In conversation with novelist Elske Rahill, authors Niamh MacCabe and Bethany Dawson discuss the themes and forms of their fiction with a particular focus on questions of realism and the unreal when writing the natural world.
Four Night Seas is a collection of stories from award-winning author Niamh MacCabe featuring characters navigating emotional or existential thresholds, grieving, seeking meaning or reconciling with the past.
Distinctly, wondrously Irish … Mac Cabe is a master of the short story - Lucy Sweeney Byrne, Irish Times
Arrestingly precise and beautifully worked, this is a fine collection of short stories - Louise Kennedy
Familiar is a powerful new novel by Bethany Joy Dawson that enters the complex territories of restoration, family and inheritance. The novel unfolds the interwoven stories of three generations of women, unpacking the dramas of mothering and abandonment.
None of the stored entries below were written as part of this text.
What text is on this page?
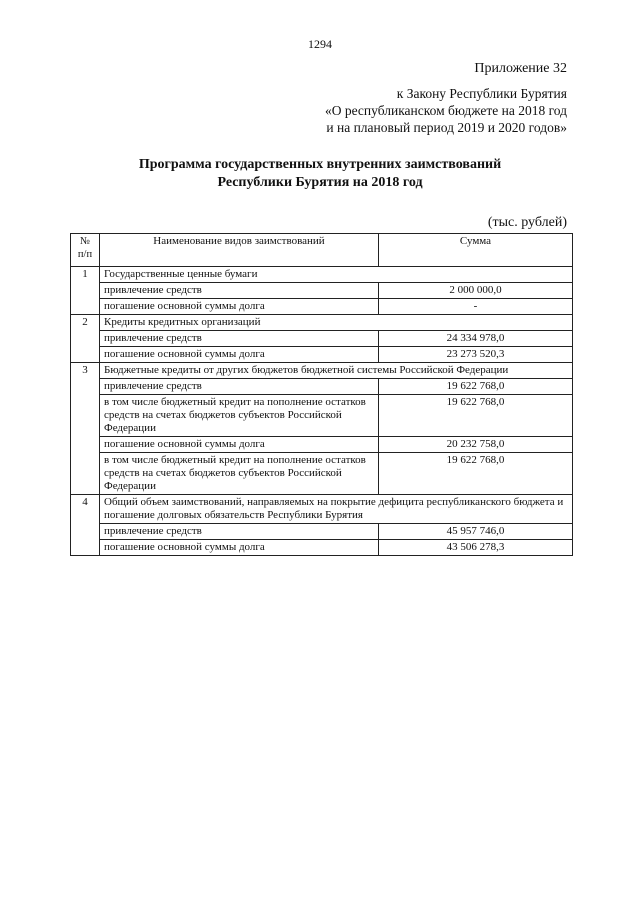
1294
Приложение 32
к Закону Республики Бурятия
«О республиканском бюджете на 2018 год
и на плановый период 2019 и 2020 годов»
Программа государственных внутренних заимствований
Республики Бурятия на 2018 год
(тыс. рублей)
№ п/п	Наименование видов заимствований	Сумма
1	Государственные ценные бумаги	
	привлечение средств	2 000 000,0
	погашение основной суммы долга	-
2	Кредиты кредитных организаций	
	привлечение средств	24 334 978,0
	погашение основной суммы долга	23 273 520,3
3	Бюджетные кредиты от других бюджетов бюджетной системы Российской Федерации	
	привлечение средств	19 622 768,0
	в том числе бюджетный кредит на пополнение остатков средств на счетах бюджетов субъектов Российской Федерации	19 622 768,0
	погашение основной суммы долга	20 232 758,0
	в том числе бюджетный кредит на пополнение остатков средств на счетах бюджетов субъектов Российской Федерации	19 622 768,0
4	Общий объем заимствований, направляемых на покрытие дефицита республиканского бюджета и погашение долговых обязательств Республики Бурятия	
	привлечение средств	45 957 746,0
	погашение основной суммы долга	43 506 278,3
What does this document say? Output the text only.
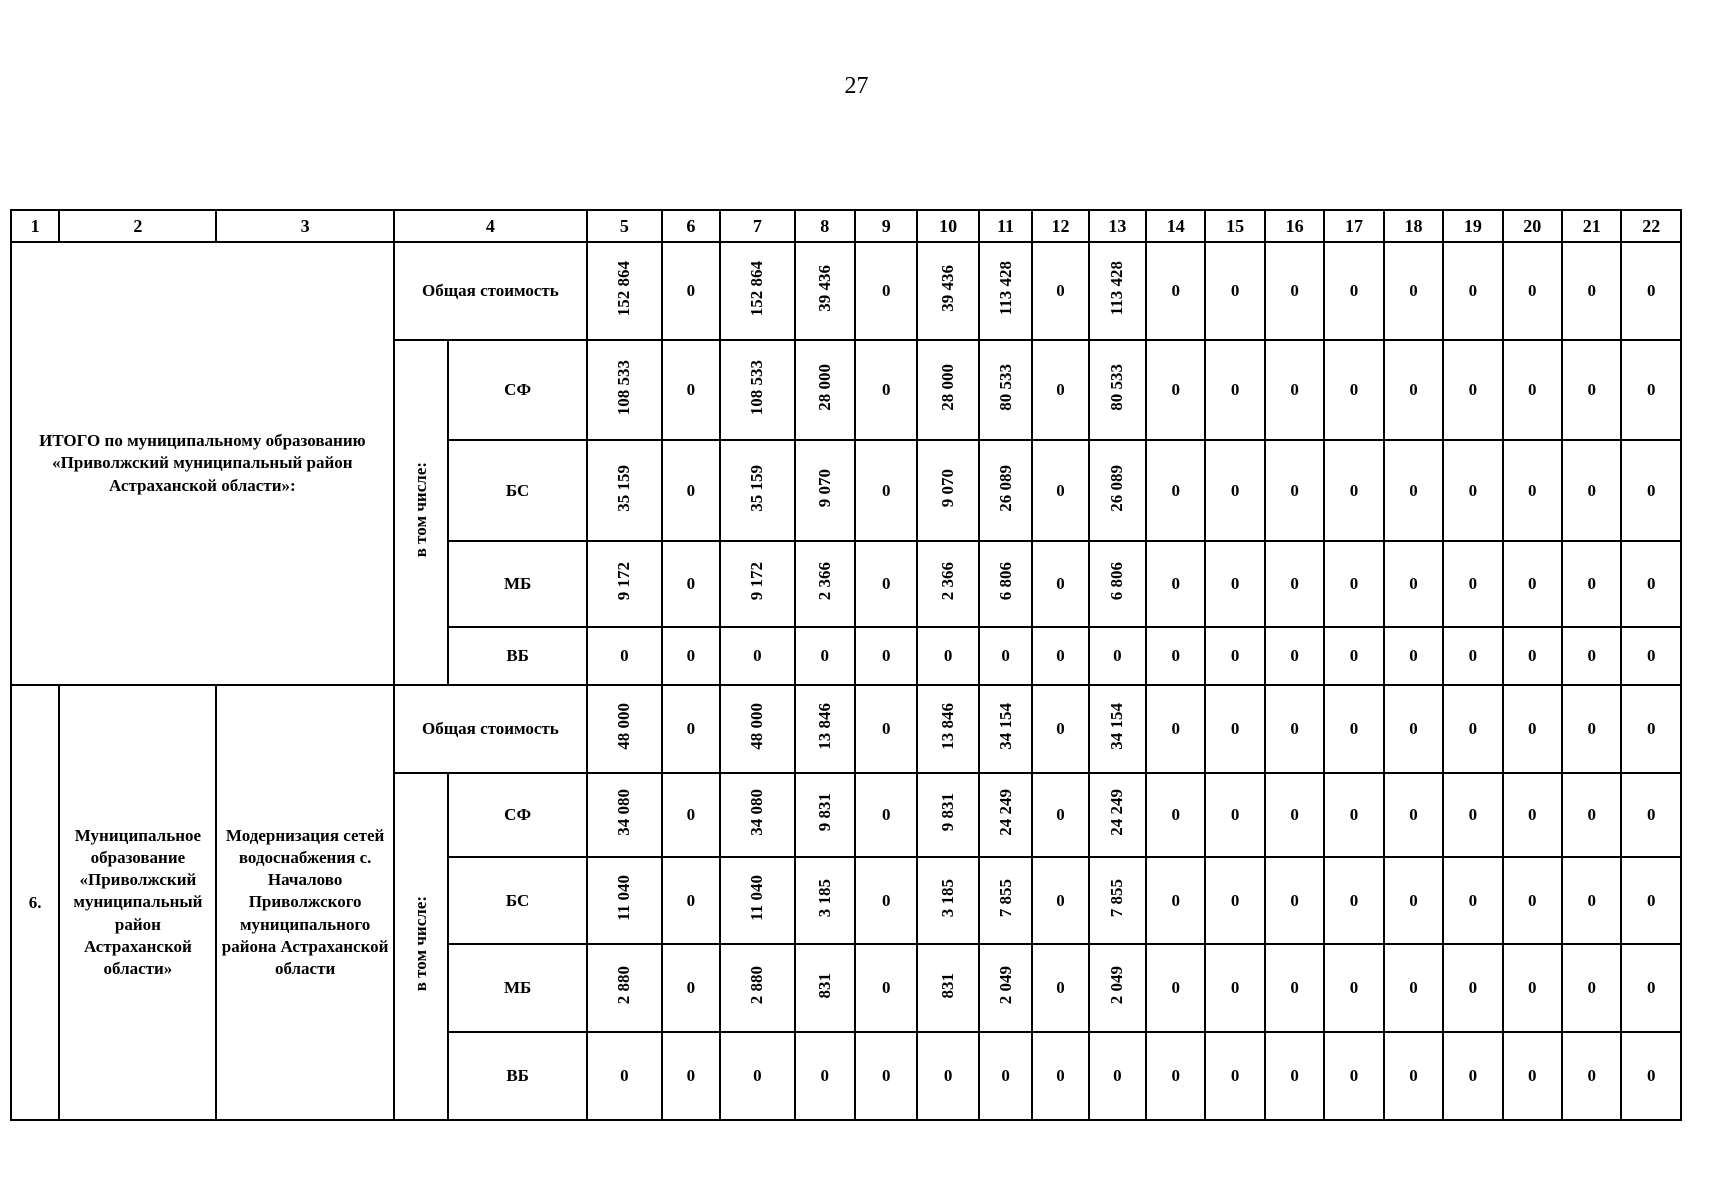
27
1	2	3	4		5	6	7	8	9	10	11	12	13	14	15	16	17	18	19	20	21	22
ИТОГО по муниципальному образованию «Приволжский муниципальный район Астраханской области»:			Общая стоимость		152 864	0	152 864	39 436	0	39 436	113 428	0	113 428	0	0	0	0	0	0	0	0	0
			в том числе:	СФ	108 533	0	108 533	28 000	0	28 000	80 533	0	80 533	0	0	0	0	0	0	0	0	0
				БС	35 159	0	35 159	9 070	0	9 070	26 089	0	26 089	0	0	0	0	0	0	0	0	0
				МБ	9 172	0	9 172	2 366	0	2 366	6 806	0	6 806	0	0	0	0	0	0	0	0	0
				ВБ	0	0	0	0	0	0	0	0	0	0	0	0	0	0	0	0	0	0
6.	Муниципальное образование «Приволжский муниципальный район Астраханской области»	Модернизация сетей водоснабжения с. Началово Приволжского муниципального района Астраханской области	Общая стоимость		48 000	0	48 000	13 846	0	13 846	34 154	0	34 154	0	0	0	0	0	0	0	0	0
			в том числе:	СФ	34 080	0	34 080	9 831	0	9 831	24 249	0	24 249	0	0	0	0	0	0	0	0	0
				БС	11 040	0	11 040	3 185	0	3 185	7 855	0	7 855	0	0	0	0	0	0	0	0	0
				МБ	2 880	0	2 880	831	0	831	2 049	0	2 049	0	0	0	0	0	0	0	0	0
				ВБ	0	0	0	0	0	0	0	0	0	0	0	0	0	0	0	0	0	0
A richly woven story, gripping, moving and often unexpected. I enjoyed this book immensely - Esther Freud
Niamh Mac Cabe is an award-winning writer of fiction, nonfiction, poetry, plays, and hybrid prose. She is also a visual artist, an editor, and a lecturer on the Honours Degree in Writing & Literature, the Honours Degree in Performing Arts, and the Masters in Creative Practice at ATU Sligo. Dublin-born, she worked overseas for several years in the Animated Film industry before 'settling' in northwestern Ireland.
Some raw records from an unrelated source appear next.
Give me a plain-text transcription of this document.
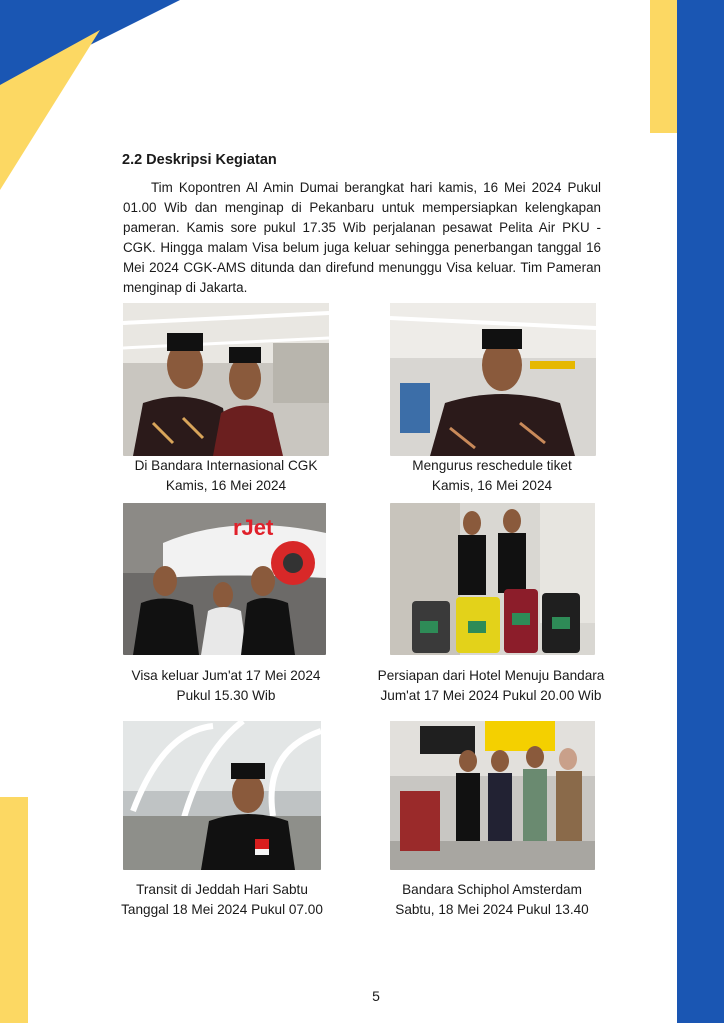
2.2 Deskripsi Kegiatan

Tim Kopontren Al Amin Dumai berangkat hari kamis, 16 Mei 2024 Pukul 01.00 Wib dan menginap di Pekanbaru untuk mempersiapkan kelengkapan pameran. Kamis sore pukul 17.35 Wib perjalanan pesawat Pelita Air PKU - CGK. Hingga malam Visa belum juga keluar sehingga penerbangan tanggal 16 Mei 2024 CGK-AMS ditunda dan direfund menunggu Visa keluar. Tim Pameran menginap di Jakarta.

Di Bandara Internasional CGK
Kamis, 16 Mei 2024
Mengurus reschedule tiket
Kamis, 16 Mei 2024
rJet
Visa keluar Jum'at 17 Mei 2024
Pukul 15.30 Wib
Persiapan dari Hotel Menuju Bandara
Jum'at 17 Mei 2024 Pukul 20.00 Wib
Transit di Jeddah Hari Sabtu
Tanggal 18 Mei 2024 Pukul 07.00
Bandara Schiphol Amsterdam
Sabtu, 18 Mei 2024 Pukul 13.40
5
Bethany Joy Dawson holds an MPhil in Creative Writing from Trinity College Dublin, and her debut novel, My Father’s House, was published in 2013 to critical acclaim. Familiar is her second novel. She is the curator of Upstream, an offering of weekly essays that map the landscape as she sees it – literary, physical, spiritual and other.Originally from Co. Down, she now lives in Sligo with her husband and three children.